With the goal to prevent html code injection and cross-site scripting, there is a filter built for service requests to escape some characters using: StringEscapeUtils.escapeHtml(text)
However, this is also escaping some UTF8 characters like äöü. Using an excludeList and converting these values to their hash code before calling the "StringEscapeUtils.escapeHtml" and converting back from hash values to strings after this call, solves the problem.
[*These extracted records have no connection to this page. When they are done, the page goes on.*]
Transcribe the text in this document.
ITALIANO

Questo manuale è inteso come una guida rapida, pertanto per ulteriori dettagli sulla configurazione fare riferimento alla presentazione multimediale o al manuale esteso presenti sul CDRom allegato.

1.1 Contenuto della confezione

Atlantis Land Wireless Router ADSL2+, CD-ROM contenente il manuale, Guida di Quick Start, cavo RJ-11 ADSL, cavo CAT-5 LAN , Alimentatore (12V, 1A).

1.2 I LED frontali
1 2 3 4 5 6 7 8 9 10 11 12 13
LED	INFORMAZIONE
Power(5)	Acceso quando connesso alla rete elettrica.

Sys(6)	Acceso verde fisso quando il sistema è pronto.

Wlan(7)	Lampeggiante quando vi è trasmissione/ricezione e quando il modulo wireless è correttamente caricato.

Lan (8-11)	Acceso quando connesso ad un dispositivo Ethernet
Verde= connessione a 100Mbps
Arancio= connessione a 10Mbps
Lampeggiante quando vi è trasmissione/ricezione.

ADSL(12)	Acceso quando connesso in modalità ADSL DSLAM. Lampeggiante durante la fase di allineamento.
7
But this is not a very elegant solution!
String[] excludeList = {"ü", "Ü", "ö", "Ö", "ä", "Ä", "ß"};
private static String escapeHtml(String text, String[] exclusionList) {
TreeMap<Integer, String> excludeTempMap = new TreeMap<Integer, String>();
//replace characters from exclusionList in the text with their equivalent hashCode
for(String excludePart : exclusionList) {
Matcher matcher = Pattern.compile(excludePart, Pattern.MULTILINE).matcher(text);
while(matcher.find()) {
String match = matcher.group();
Integer matchHash = match.hashCode();
text = matcher.replaceFirst(String.valueOf(matchHash));
excludeTempMap.put(matchHash, match);
matcher.reset(text);
}
}
//escape malicious html characters
text = StringEscapeUtils.escapeHtml(text);
//replace back characters from exclusionList from hash values to string
for(Map.Entry<Integer, String> excludeEntry : excludeTempMap.entrySet()) {
text = text.replaceAll(
String.valueOf(excludeEntry.getKey()),
excludeEntry.getValue()
);
}
return text;
}
Does someone have a tip how to achieve this with a better solution? Is their a better library which can be used to whitelist some language specific characters?